Selon Fiona Hill, alors conseillère du président Donald Trump, les responsables russes ont indiqué en 2019 que le Kremlin serait prêt à retirer son soutien à Nicolás Maduro au Venezuela en échange d’une liberté d’action totale en Ukraine.
Les Russes ont à plusieurs reprises évoqué l’idée d’un «accord d’échange très étrange entre le Venezuela et l’Ukraine», a indiqué Mme Hill lors d’une audition au Congrès en 2019. Ses commentaires ont refait surface cette semaine et ont été partagés sur les réseaux sociaux après l’opération secrète menée par les États-Unis pour capturer M. Maduro.
Mme Hill a déclaré que la Russie avait fait passer cette idée dans des articles publiés dans les médias russes qui faisaient référence à la doctrine Monroe, un principe du XIXe siècle selon lequel les États-Unis s’opposaient à l’ingérence européenne dans l’hémisphère occidental et, en contrepartie, acceptaient de ne pas s’immiscer dans les affaires européennes.
Cette doctrine a été invoquée par M. Trump pour justifier l’intervention américaine au Venezuela.

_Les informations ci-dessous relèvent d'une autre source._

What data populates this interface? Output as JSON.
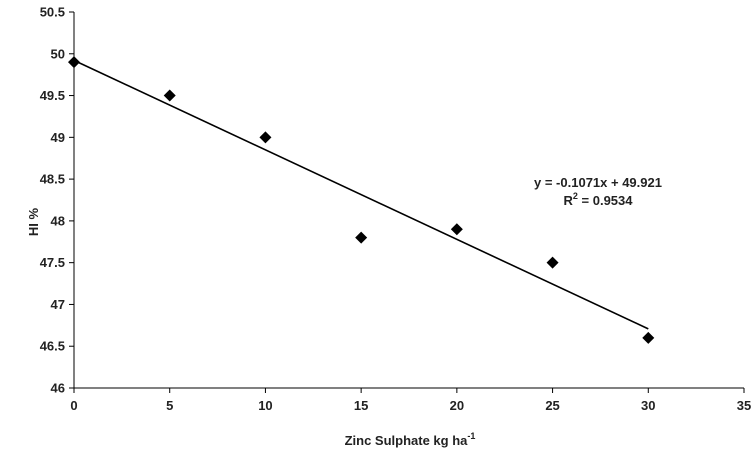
{
  "chart_data": {
    "type": "scatter",
    "title": "",
    "xlabel": {
      "text": "Zinc Sulphate kg ha",
      "sup": "-1"
    },
    "ylabel": "HI %",
    "xlim": [
      0,
      35
    ],
    "ylim": [
      46,
      50.5
    ],
    "xticks": [
      "0",
      "5",
      "10",
      "15",
      "20",
      "25",
      "30",
      "35"
    ],
    "yticks": [
      "46",
      "46.5",
      "47",
      "47.5",
      "48",
      "48.5",
      "49",
      "49.5",
      "50",
      "50.5"
    ],
    "grid": false,
    "legend": "none",
    "marker": "diamond",
    "marker_color": "#000000",
    "series": [
      {
        "x": [
          0,
          5,
          10,
          15,
          20,
          25,
          30
        ],
        "y": [
          49.9,
          49.5,
          49.0,
          47.8,
          47.9,
          47.5,
          46.6
        ]
      }
    ],
    "trendline": {
      "slope": -0.1071,
      "intercept": 49.921,
      "x_range": [
        0,
        30
      ],
      "color": "#000000"
    },
    "annotations": {
      "equation": "y = -0.1071x + 49.921",
      "r2_prefix": "R",
      "r2_sup": "2",
      "r2_suffix": " = 0.9534"
    }
  }
}
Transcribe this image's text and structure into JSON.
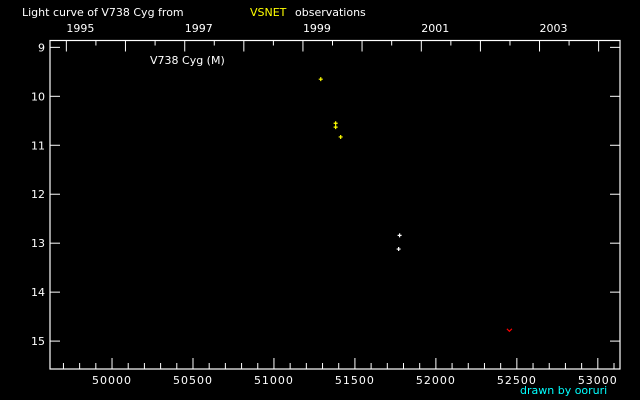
{
  "chart_data": {
    "type": "scatter",
    "title_prefix": "Light curve of V738 Cyg from",
    "title_source": "VSNET",
    "title_suffix": "observations",
    "legend_label": "V738 Cyg (M)",
    "credit": "drawn by ooruri",
    "xlim": [
      49617,
      53137
    ],
    "ylim": [
      15.57,
      8.86
    ],
    "y_inverted": true,
    "x_ticks": [
      50000,
      50500,
      51000,
      51500,
      52000,
      52500,
      53000
    ],
    "x_tick_labels": [
      "50000",
      "50500",
      "51000",
      "51500",
      "52000",
      "52500",
      "53000"
    ],
    "x_minor_step": 100,
    "y_ticks": [
      9,
      10,
      11,
      12,
      13,
      14,
      15
    ],
    "y_tick_labels": [
      "9",
      "10",
      "11",
      "12",
      "13",
      "14",
      "15"
    ],
    "year_ticks": [
      49718,
      50083,
      50449,
      50814,
      51179,
      51544,
      51910,
      52275,
      52640,
      53005
    ],
    "year_labels": [
      {
        "x": 49718,
        "label": "1995"
      },
      {
        "x": 50449,
        "label": "1997"
      },
      {
        "x": 51179,
        "label": "1999"
      },
      {
        "x": 51910,
        "label": "2001"
      },
      {
        "x": 52640,
        "label": "2003"
      }
    ],
    "series": [
      {
        "color": "#ffff00",
        "marker": "plus",
        "points": [
          [
            51289,
            9.65
          ],
          [
            51381,
            10.55
          ],
          [
            51381,
            10.63
          ],
          [
            51412,
            10.83
          ]
        ]
      },
      {
        "color": "#ffffff",
        "marker": "plus",
        "points": [
          [
            51776,
            12.84
          ],
          [
            51770,
            13.12
          ]
        ]
      },
      {
        "color": "#ff0000",
        "marker": "upper-limit",
        "points": [
          [
            52454,
            14.78
          ]
        ]
      }
    ],
    "colors": {
      "background": "#000000",
      "axes": "#ffffff",
      "source": "#ffff00",
      "credit": "#00ffff"
    }
  }
}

Même si les responsables russes n’ont jamais fait d’offre officielle, l’ambassadeur de Moscou aux États-Unis de l’époque, Anatoly Antonov, lui a laissé entendre à plusieurs reprises que la Russie était prête à laisser les États-Unis agir comme ils le souhaitaient au Venezuela si les États-Unis faisaient de même pour la Russie en Europe, a déclaré Mme Hill à l’Associated Press cette semaine.
«Avant, il y avait des allusions, des clins d’œil, des coups de coude, des suggestions pour conclure un accord. Mais personne (aux États-Unis) n’était intéressé à l’époque», a raconté Mme Hill.
Donald Trump a envoyé Mme Hill, alors sa conseillère principale pour la Russie et l’Europe, à Moscou en avril 2019 pour transmettre ce message. Elle a déclaré avoir dit aux responsables russes que «l’Ukraine et le Venezuela n’avaient aucun lien entre eux».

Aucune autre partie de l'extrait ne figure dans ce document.